Because Jimenez has diminished capacity to make decisions, Gaspar was named as his legal guardian. Initially he supported Jimenez's return to Guatemala, but after a court-appointed attorney for Jimenez questioned whether any hospital there could take him, Gaspar grew concerned.

Then, armed with a vague letter from the Guatemalan minister of health stating the poverty-ridden country could care for Jimenez, the hospital got a county judge to OK the move.

While Gaspar sought an emergency order to stop the move so he could appeal the decision, the hospital put Jimenez on a $30,000 charter flight home.

Gaspar eventually won his appeal, with the court ruling a state judge doesn't have the power to decide immigration cases. By then, it was too late. Jimenez had been released from the Guatemalan hospital and was living with his 73-year-old mother in a one-room home in the mountainous state of Huehuetenango — a steep hike from the village center and 12 hours from the Guatemalan capital.

Jimenez's lawsuit seeks nearly $1 million to cover the estimated lifetime costs of his care in Guatemala, as well as damages for the hospital's alleged "false imprisonment" of his cousin.

A South Florida Roman Catholic priest described a visit to Jimenez in an e-mail to The Associated Press: "He was clean, glad of the visit and occasionally made apparently good sense comments," wrote the Rev. Frank O'Laughlin. "It seemed that he was cooperating with his caregiver and would survive, I guessed, until his first pneumonia."

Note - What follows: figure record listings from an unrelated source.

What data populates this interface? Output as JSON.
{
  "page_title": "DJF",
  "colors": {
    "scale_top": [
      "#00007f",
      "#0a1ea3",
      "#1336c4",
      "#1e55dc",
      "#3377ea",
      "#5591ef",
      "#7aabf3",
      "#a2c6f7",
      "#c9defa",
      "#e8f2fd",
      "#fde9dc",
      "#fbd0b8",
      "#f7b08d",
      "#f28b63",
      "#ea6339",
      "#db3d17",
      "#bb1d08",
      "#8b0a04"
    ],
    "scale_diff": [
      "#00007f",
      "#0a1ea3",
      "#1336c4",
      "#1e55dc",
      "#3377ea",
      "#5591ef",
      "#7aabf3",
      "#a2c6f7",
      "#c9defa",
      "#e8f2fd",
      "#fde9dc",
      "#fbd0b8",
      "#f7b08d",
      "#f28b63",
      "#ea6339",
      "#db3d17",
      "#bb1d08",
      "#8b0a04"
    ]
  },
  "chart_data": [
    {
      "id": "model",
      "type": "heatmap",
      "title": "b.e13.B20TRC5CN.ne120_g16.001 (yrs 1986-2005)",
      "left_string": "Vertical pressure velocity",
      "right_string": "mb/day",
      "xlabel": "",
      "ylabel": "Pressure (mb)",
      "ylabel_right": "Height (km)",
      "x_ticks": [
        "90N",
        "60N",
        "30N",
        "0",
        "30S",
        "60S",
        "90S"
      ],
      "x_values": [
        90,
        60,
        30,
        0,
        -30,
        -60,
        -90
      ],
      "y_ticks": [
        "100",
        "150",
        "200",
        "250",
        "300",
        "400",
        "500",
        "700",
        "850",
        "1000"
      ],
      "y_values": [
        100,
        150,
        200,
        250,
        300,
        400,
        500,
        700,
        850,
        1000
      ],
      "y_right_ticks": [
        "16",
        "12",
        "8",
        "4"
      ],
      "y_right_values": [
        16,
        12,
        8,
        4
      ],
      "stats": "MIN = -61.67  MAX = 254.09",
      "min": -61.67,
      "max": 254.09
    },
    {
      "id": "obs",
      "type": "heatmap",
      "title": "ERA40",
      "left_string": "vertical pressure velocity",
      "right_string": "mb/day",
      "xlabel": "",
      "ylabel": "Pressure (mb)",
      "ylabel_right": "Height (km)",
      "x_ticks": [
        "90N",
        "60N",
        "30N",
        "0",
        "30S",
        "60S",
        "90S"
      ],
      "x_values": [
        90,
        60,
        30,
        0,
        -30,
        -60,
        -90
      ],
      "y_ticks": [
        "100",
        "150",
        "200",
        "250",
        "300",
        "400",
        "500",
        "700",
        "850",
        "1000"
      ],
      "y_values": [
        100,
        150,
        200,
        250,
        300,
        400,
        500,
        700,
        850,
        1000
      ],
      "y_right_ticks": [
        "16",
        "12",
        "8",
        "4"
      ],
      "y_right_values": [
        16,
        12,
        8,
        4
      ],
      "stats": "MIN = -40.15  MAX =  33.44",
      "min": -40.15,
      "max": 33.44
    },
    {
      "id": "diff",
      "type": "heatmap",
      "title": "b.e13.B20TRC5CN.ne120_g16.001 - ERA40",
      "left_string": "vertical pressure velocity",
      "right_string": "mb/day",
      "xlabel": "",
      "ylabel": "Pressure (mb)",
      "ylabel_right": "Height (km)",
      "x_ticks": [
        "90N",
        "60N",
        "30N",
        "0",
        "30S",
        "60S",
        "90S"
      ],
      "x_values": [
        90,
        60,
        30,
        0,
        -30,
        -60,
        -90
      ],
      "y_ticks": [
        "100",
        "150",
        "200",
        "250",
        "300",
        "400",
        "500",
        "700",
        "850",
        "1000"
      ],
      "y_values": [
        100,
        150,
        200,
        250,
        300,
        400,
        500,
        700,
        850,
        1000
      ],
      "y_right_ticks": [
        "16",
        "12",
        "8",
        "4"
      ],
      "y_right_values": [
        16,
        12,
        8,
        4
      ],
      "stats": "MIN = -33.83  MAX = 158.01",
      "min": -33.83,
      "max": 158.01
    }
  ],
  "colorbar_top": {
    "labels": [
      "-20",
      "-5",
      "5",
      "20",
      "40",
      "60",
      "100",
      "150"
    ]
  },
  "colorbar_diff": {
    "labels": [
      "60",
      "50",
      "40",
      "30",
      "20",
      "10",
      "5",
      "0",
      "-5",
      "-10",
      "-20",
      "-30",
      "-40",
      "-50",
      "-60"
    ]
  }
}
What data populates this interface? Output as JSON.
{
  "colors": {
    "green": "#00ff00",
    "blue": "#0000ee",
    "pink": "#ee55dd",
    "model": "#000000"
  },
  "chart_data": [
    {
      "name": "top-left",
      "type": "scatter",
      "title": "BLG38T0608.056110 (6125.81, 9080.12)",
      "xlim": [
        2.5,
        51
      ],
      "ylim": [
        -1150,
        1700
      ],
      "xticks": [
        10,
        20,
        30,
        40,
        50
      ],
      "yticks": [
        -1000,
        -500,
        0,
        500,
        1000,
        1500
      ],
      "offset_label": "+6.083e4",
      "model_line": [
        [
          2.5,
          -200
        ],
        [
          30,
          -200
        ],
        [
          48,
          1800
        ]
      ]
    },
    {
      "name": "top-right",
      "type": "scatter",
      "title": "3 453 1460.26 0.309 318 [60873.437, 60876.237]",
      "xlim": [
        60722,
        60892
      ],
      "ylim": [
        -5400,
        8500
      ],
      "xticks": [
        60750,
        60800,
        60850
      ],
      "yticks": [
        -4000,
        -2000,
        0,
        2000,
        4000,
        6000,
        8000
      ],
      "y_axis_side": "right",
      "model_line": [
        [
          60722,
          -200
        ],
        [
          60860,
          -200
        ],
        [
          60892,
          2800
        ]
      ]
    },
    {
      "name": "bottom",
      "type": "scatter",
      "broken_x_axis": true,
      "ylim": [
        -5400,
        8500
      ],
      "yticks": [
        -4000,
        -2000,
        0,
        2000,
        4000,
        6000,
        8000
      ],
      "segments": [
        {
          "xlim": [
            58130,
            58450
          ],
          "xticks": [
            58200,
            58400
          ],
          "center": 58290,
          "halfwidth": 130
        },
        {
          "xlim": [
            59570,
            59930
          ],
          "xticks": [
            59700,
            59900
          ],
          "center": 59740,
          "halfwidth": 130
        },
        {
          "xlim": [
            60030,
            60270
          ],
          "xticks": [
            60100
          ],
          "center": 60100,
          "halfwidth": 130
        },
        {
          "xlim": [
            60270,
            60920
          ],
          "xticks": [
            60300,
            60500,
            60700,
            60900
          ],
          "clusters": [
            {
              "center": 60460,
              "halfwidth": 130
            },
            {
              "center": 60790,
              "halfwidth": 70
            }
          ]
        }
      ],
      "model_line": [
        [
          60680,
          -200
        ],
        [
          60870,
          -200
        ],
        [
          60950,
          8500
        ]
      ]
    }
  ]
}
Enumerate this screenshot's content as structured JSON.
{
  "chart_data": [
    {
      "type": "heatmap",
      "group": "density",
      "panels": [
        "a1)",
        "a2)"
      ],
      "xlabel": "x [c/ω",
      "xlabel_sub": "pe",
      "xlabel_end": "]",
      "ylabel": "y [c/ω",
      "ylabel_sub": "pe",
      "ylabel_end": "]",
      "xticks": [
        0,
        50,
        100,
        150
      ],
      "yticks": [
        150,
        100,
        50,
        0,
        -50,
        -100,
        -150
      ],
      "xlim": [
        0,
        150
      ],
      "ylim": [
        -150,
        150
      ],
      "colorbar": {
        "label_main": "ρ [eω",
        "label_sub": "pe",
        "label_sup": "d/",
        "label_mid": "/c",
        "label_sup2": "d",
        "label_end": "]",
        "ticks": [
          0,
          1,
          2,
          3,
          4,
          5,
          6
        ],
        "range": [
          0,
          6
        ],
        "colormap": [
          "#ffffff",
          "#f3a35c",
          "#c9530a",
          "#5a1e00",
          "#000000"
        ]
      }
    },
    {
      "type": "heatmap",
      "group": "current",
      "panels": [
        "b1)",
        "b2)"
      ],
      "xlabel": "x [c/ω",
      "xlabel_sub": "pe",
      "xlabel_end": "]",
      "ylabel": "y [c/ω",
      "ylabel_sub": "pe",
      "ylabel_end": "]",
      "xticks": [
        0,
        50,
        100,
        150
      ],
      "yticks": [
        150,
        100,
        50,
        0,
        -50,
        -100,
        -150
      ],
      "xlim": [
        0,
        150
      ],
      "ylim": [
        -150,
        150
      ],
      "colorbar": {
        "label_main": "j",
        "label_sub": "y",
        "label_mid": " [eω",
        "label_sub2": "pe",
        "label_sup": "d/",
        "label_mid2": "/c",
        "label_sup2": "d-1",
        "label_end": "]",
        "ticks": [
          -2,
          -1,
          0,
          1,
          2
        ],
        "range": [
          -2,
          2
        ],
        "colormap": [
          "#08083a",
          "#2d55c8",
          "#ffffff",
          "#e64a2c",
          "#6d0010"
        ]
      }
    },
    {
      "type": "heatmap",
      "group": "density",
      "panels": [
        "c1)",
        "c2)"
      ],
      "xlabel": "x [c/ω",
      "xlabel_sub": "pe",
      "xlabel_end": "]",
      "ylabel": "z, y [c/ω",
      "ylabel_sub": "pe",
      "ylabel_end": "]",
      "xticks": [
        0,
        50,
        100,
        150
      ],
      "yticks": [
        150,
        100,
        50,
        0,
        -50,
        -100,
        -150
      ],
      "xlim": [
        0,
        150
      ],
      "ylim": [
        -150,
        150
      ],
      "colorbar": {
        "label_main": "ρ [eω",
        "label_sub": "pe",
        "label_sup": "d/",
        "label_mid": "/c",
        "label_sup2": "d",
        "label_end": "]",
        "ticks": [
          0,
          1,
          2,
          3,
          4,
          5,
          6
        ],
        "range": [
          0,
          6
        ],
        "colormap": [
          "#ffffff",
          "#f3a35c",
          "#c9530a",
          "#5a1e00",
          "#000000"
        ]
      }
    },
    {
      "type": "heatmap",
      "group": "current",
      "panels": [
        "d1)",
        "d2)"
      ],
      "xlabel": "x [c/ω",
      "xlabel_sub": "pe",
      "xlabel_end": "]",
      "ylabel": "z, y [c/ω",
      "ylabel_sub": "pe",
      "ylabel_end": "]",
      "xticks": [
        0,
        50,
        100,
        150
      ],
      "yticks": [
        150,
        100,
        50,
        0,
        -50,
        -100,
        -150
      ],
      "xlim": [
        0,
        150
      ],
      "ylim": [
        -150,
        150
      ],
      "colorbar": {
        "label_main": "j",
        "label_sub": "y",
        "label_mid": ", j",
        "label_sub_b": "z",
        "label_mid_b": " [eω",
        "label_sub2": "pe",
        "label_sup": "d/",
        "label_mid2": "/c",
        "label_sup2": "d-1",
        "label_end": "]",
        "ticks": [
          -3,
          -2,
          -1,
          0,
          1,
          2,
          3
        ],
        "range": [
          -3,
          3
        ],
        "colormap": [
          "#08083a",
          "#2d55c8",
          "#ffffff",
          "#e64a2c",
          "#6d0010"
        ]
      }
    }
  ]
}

O'Laughlin said he wasn't sure that Jimenez should be returned to "medical care in an alien Florida institution."

But he said the lawsuit is important because hospitals should not be allowed to deport people.

He and Larson also say a country that relies on cheap immigrant labor for everything from agriculture, to clothing to construction, should factor in the cost of catastrophic injuries to those providing these essential services — whether it means requiring employers to offer coverage for day laborers or ensuring public and nonprofit hospitals can care for them.

Carla Luggiero, a senior associate director for American Hospital Association, said that cases such as Jimenez's are rare. Most of the time, hospitals are able to work with the families to find acceptable care.

And most of the time families don't have pro bono lawyers working for them as Jimenez does.

But she also warned the issue is serious, and it is one Congress has yet to address in its health care reform proposals.

"There is absolutely no discussion about it," Luggiero said. And yet, hospitals that receive Medicare reimbursements are required to provide emergency care to all patients and must provide an acceptable discharge plan once the patient is stabilized.

"It's a complicated, huge issue. Without repatriation, the issue of undocumented immigrants is already a hand grenade and so is health care," Larson said. "So together, you're really walking a tightrope."